Paul Krugman’s column today “The Politics of Spite” says it so well. ” Yet conservatives retain their belief that they, and only they, should govern.” I thought they acted that way because of Clinton beating a blueblood and a war hero, now I realize that they would do it to anyone no matter how decent or intelligent who beat them. Krugman goes on to write “the result has been a cynical, ends-justify-the-means approach””. How Unamerican or is it?
“As democracy is perfected, the office of president represents, more and more closely, the inner soul of the people. On some great and glorious day the plain folks of the land will reach their heart’s desire at last and the White House will be adorned by a downright moron. ”
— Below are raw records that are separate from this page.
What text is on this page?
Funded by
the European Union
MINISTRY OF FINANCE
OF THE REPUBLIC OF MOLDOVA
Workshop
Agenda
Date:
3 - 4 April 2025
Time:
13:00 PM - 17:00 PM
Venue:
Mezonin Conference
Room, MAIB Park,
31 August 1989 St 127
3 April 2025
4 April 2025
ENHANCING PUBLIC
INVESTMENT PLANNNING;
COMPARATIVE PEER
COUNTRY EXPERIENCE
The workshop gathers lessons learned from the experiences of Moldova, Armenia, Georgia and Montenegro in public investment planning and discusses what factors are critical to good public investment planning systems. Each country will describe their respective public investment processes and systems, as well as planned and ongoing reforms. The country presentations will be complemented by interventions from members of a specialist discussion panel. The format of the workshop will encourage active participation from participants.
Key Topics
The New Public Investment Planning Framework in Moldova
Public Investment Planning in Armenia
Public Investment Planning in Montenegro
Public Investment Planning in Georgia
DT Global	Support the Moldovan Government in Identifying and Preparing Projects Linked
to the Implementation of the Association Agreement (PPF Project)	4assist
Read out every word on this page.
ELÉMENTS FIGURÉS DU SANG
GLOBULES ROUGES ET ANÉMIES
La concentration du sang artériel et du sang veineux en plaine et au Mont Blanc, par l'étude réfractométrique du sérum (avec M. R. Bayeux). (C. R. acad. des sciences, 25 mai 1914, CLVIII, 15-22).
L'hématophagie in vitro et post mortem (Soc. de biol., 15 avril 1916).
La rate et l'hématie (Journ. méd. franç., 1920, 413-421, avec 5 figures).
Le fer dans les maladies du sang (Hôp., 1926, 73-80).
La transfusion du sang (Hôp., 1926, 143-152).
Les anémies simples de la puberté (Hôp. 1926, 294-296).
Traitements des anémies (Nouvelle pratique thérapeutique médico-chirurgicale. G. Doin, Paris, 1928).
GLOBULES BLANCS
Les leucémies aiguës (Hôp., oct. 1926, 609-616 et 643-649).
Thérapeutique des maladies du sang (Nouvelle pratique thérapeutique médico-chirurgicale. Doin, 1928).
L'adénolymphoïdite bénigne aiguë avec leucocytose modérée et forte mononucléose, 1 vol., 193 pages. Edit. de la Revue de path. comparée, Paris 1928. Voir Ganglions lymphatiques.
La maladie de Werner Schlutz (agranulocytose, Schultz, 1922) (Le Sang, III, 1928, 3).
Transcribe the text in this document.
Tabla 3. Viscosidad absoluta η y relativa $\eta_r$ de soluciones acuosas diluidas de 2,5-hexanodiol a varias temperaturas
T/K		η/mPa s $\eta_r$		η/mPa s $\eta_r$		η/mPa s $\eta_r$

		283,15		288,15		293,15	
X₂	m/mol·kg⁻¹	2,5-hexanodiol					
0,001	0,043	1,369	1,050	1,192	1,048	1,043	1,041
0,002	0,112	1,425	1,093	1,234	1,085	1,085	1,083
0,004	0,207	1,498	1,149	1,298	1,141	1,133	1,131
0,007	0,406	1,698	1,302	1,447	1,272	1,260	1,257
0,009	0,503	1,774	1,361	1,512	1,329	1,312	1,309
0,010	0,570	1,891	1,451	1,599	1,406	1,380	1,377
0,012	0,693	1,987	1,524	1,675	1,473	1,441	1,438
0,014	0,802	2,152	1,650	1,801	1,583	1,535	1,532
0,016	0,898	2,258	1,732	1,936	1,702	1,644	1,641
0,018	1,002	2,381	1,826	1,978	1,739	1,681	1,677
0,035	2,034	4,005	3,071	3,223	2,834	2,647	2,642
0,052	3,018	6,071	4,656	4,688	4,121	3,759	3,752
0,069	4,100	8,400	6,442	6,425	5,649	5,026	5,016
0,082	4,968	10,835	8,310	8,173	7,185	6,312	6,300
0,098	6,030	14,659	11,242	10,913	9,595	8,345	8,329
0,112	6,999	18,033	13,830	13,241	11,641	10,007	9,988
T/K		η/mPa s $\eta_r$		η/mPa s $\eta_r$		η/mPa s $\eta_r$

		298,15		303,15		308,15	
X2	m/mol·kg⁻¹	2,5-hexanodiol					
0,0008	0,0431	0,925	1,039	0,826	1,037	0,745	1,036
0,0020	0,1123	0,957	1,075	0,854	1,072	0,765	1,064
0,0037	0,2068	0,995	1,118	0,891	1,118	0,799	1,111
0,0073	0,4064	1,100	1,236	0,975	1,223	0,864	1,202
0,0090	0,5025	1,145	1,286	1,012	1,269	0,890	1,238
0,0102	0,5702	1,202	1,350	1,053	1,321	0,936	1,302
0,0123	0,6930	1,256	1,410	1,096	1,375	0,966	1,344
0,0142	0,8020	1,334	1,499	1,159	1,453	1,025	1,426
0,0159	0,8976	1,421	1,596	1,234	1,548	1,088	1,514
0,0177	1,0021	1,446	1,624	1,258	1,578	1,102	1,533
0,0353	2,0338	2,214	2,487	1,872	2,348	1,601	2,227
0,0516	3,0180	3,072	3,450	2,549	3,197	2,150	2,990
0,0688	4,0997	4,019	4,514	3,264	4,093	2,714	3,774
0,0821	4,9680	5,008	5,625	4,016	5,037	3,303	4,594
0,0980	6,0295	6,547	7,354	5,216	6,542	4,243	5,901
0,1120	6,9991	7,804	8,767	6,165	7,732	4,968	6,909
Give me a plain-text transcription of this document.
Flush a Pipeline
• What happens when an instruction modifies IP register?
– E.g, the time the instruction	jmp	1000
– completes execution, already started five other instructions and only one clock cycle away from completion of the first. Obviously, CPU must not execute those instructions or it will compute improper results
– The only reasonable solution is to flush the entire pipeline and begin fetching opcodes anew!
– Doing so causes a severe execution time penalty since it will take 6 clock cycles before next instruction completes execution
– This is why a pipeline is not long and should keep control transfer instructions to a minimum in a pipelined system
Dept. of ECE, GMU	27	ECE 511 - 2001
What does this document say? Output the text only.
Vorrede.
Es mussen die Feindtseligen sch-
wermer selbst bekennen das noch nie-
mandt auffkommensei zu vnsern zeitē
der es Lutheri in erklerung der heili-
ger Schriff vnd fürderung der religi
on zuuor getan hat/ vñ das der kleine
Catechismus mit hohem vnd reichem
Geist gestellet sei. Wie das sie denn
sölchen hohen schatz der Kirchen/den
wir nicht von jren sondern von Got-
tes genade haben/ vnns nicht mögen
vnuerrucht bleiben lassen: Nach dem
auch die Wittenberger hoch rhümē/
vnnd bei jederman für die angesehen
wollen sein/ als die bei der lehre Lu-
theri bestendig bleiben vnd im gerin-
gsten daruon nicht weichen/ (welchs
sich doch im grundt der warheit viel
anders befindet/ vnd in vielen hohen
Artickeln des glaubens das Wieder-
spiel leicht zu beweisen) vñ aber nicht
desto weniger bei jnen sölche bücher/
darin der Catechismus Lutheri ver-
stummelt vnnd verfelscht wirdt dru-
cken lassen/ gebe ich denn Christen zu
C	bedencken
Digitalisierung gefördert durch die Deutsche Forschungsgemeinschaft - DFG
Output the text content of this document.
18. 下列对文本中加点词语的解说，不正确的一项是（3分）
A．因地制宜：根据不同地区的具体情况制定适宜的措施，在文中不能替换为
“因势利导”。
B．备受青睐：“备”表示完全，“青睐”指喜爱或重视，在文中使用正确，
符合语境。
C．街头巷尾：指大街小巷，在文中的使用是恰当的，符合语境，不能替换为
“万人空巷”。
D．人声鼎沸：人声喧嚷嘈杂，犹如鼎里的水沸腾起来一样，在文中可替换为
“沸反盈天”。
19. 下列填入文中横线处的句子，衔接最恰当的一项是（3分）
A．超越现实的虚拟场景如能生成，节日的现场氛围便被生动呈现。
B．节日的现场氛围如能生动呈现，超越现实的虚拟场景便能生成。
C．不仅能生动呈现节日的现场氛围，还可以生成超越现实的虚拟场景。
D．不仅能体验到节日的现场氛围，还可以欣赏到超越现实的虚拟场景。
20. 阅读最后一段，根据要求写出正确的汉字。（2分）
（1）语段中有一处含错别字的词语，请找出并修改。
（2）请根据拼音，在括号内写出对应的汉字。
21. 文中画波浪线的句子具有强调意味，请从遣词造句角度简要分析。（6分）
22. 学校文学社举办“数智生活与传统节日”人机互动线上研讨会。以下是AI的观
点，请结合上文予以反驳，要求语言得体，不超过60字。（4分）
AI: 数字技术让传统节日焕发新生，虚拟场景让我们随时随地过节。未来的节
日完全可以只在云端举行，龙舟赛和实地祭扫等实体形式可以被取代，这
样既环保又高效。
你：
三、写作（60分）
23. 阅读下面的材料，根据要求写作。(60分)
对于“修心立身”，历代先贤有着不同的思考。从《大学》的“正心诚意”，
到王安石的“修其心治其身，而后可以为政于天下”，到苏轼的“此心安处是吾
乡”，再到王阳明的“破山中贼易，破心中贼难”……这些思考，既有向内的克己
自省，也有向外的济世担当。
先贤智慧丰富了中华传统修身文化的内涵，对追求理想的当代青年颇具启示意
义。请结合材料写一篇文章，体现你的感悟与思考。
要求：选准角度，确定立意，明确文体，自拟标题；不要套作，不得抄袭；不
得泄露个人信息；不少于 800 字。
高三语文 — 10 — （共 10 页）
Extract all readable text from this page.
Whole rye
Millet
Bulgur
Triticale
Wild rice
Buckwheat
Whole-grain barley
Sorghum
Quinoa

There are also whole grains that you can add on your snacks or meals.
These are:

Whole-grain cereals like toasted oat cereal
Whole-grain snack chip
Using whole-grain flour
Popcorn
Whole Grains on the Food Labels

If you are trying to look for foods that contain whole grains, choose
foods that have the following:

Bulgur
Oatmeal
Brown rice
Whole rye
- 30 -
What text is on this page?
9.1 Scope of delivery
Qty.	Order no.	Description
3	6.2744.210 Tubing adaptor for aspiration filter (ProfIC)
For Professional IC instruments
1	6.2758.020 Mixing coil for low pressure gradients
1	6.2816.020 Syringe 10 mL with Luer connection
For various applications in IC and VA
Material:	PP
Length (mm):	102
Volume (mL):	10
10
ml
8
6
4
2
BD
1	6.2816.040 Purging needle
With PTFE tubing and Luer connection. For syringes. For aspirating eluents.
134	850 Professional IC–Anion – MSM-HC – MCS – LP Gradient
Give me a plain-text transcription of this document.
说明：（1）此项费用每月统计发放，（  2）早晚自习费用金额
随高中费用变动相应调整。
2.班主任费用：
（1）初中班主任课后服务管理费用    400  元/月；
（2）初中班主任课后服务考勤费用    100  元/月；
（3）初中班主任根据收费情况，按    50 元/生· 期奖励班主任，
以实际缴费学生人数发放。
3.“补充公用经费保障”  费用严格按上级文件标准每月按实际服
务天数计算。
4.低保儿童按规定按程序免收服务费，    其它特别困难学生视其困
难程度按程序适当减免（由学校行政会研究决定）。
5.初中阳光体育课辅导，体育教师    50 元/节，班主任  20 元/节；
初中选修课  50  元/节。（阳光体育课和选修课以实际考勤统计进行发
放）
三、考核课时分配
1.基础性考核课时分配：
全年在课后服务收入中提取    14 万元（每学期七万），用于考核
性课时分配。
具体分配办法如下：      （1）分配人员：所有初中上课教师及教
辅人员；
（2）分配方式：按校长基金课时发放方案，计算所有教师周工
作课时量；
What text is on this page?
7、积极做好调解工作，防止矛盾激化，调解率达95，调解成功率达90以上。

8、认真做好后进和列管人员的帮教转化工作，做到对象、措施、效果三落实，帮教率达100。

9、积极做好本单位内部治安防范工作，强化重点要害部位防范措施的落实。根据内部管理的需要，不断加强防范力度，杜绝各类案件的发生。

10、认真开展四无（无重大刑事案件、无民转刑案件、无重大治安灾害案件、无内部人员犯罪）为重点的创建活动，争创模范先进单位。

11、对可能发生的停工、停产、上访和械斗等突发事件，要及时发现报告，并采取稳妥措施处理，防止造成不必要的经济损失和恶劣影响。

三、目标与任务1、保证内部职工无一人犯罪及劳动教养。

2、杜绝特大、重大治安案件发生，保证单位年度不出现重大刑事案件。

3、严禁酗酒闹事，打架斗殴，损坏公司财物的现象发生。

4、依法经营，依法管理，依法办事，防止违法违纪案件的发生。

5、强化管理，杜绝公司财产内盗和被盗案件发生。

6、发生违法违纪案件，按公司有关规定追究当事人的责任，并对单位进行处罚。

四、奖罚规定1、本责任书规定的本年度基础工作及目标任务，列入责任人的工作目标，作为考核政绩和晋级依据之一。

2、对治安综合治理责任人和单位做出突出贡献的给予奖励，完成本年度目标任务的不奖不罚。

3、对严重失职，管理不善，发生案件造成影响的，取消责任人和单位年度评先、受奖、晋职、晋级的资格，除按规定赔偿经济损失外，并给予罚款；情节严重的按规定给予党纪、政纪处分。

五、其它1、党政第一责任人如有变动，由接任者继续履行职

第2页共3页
“For every complex problem there is an answer that is clear, simple, and wrong.”
Along with Schopenhauer and early Monty Python, H.L. Mencken produces considerable mirth for me…the commonalities among this group – pessimism, cynicism and sarcasm – may say something about my own self that I’d probably not prefer to confront.
I’m embarassed too, that I wasn’t paying much mind to our Teflon #40. Seemed to me he was a sophist, and I was displeased to have an actor calling my shots but it didn’t rouse me to any particular action or mental exertion. Who else but a sophist raised in Hollywood could propose the specious and fantastic “Star Wars” notion? Who else but a dotty obscurantist, surrounded by sycophants, could, with a straight face and clear conscience think that creating a new uber-class of robber barons would turn out well for the rest of the 200 millions? I didn’t want him to get shot, nor was I happy (or surprised) that we would be funding another 4 year round of Jelly Bellys at every presidential meeting. Still, I was not often roused to action (a notable exception being the “Newts Gone Wild” period). Ronald Reagan would have bought right into the wrong end of Mencken’s observation about complex problems, I’ve witnessed similar behavior in board rooms and emanations from the corner offices. The kind of immoderation that the simplisticators provoke leads to incalculabe expense, loss of opportunity and organizational failure every time. Too often later rather than sooner depending on whatever point the resources start from when the most wrong decisions are made.
I hope Aristotle got it right with this pearl: “Of all the varieties of virtues, liberalism is the most beloved.”